Step 5:  While obturating, do not turn the obturator as if you are placing a file into the canal. it should simply be placed in an inward direction into the canal. Dr. Haas says something you may want to consider is cutting the rubber stopper off the cold GuttaCore obturator prior to placing it in the oven, as shown in the video. Removing it reportedly makes visibility even easier.

Step 6: The placement of GuttaCore from orifice to apex should be done in about seven seconds. Do not touch the pulp chamber walls. Some dentists do it too quickly-Dr. Haas recommends you or your assistant count as you insert GuttaCore into the canal. This process is very similar to drying canals with paper points so while conducting that procedure, practice doing so in seven seconds.
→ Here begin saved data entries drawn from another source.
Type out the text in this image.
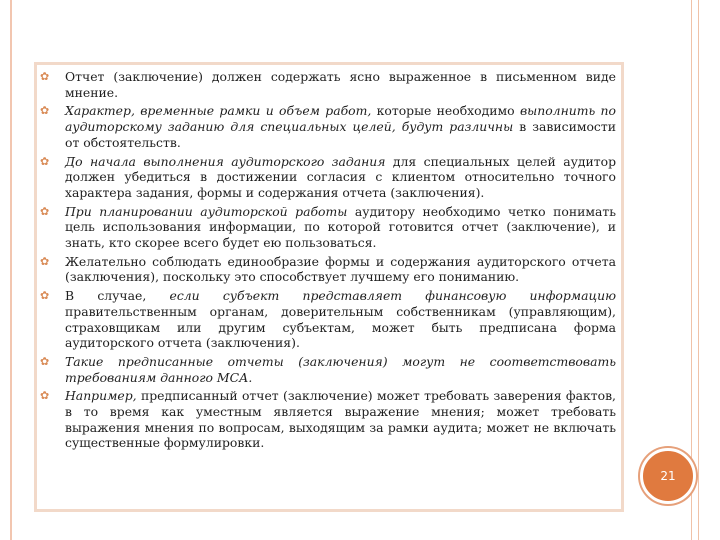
✿ Отчет (заключение) должен содержать ясно выраженное в письменном виде мнение.
✿ Характер, временные рамки и объем работ, которые необходимо выполнить по аудиторскому заданию для специальных целей, будут различны в зависимости от обстоятельств.
✿ До начала выполнения аудиторского задания для специальных целей аудитор должен убедиться в достижении согласия с клиентом относительно точного характера задания, формы и содержания отчета (заключения).
✿ При планировании аудиторской работы аудитору необходимо четко понимать цель использования информации, по которой готовится отчет (заключение), и знать, кто скорее всего будет ею пользоваться.
✿ Желательно соблюдать единообразие формы и содержания аудиторского отчета (заключения), поскольку это способствует лучшему его пониманию.
✿ В случае, если субъект представляет финансовую информацию правительственным органам, доверительным собственникам (управляющим), страховщикам или другим субъектам, может быть предписана форма аудиторского отчета (заключения).
✿ Такие предписанные отчеты (заключения) могут не соответствовать требованиям данного МСА.
✿ Например, предписанный отчет (заключение) может требовать заверения фактов, в то время как уместным является выражение мнения; может требовать выражения мнения по вопросам, выходящим за рамки аудита; может не включать существенные формулировки.
21
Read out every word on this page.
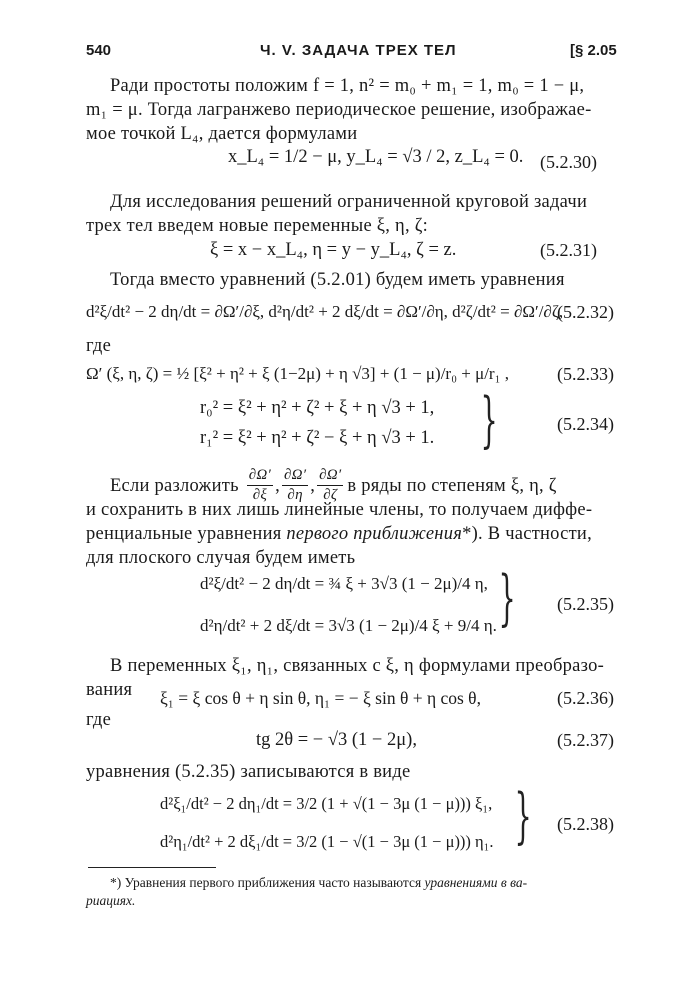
540	Ч. V. ЗАДАЧА ТРЕХ ТЕЛ	[§ 2.05
Ради простоты положим f = 1, n² = m₀ + m₁ = 1, m₀ = 1 − μ,
m₁ = μ. Тогда лагранжево периодическое решение, изображае-
мое точкой L₄, дается формулами
x_L₄ = 1/2 − μ, y_L₄ = √3 / 2, z_L₄ = 0. (5.2.30)
Для исследования решений ограниченной круговой задачи
трех тел введем новые переменные ξ, η, ζ:
ξ = x − x_L₄, η = y − y_L₄, ζ = z.	(5.2.31)
Тогда вместо уравнений (5.2.01) будем иметь уравнения
d²ξ/dt² − 2 dη/dt = ∂Ω′/∂ξ, d²η/dt² + 2 dξ/dt = ∂Ω′/∂η, d²ζ/dt² = ∂Ω′/∂ζ,
(5.2.32)
где
Ω′ (ξ, η, ζ) = ½ [ξ² + η² + ξ (1−2μ) + η √3] + (1 − μ)/r₀ + μ/r₁ ,	(5.2.33)
r₀² = ξ² + η² + ζ² + ξ + η √3 + 1,
r₁² = ξ² + η² + ζ² − ξ + η √3 + 1. }	(5.2.34)
Если разложить $\frac{\partial\Omega'}{\partial\xi}$ , $\frac{\partial\Omega'}{\partial\eta}$ , $\frac{\partial\Omega'}{\partial\zeta}$ в ряды по степеням ξ, η, ζ
и сохранить в них лишь линейные члены, то получаем диффе-
ренциальные уравнения первого приближения*). В частности,
для плоского случая будем иметь
d²ξ/dt² − 2 dη/dt = ¾ ξ + 3√3 (1 − 2μ)/4 η,
d²η/dt² + 2 dξ/dt = 3√3 (1 − 2μ)/4 ξ + 9/4 η. }	(5.2.35)
В переменных ξ₁, η₁, связанных с ξ, η формулами преобразо-
вания ξ₁ = ξ cos θ + η sin θ, η₁ = − ξ sin θ + η cos θ,	(5.2.36)
где
tg 2θ = − √3 (1 − 2μ),	(5.2.37)
уравнения (5.2.35) записываются в виде
d²ξ₁/dt² − 2 dη₁/dt = 3/2 (1 + √(1 − 3μ (1 − μ))) ξ₁,
d²η₁/dt² + 2 dξ₁/dt = 3/2 (1 − √(1 − 3μ (1 − μ))) η₁. }	(5.2.38)
*) Уравнения первого приближения часто называются уравнениями в ва-
риациях.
Inserting GuttaCore too slowly or too quickly will not obtain a good obturation. 

Step 7: At times, GuttaCore may break or buckle during insertion if it is:

  • Not warmed enough or cooled down before insertion into the canal

  • Inserted too quickly or with too much pressure

  • Pressed through a constriction

This is often seen in cases with apically convergent canals. Once one mesial canal is obturated, the apical third of the second mesial canal is also obturated.

This is actually an advantage of the system, Haas says. Using other carrier-based obturations may allow the dentist to continue inserting by forcing the stiff plastic carrier to working length. But with the apical and convergent part of the root canal already obturated, doing so could lead to apical extrusion of the sealer and Gutta-Percha. With GuttaCore, this is extremely unlikely to happen as added pressure will simply result in the coronal and not apical flow of excess Gutta-Percha.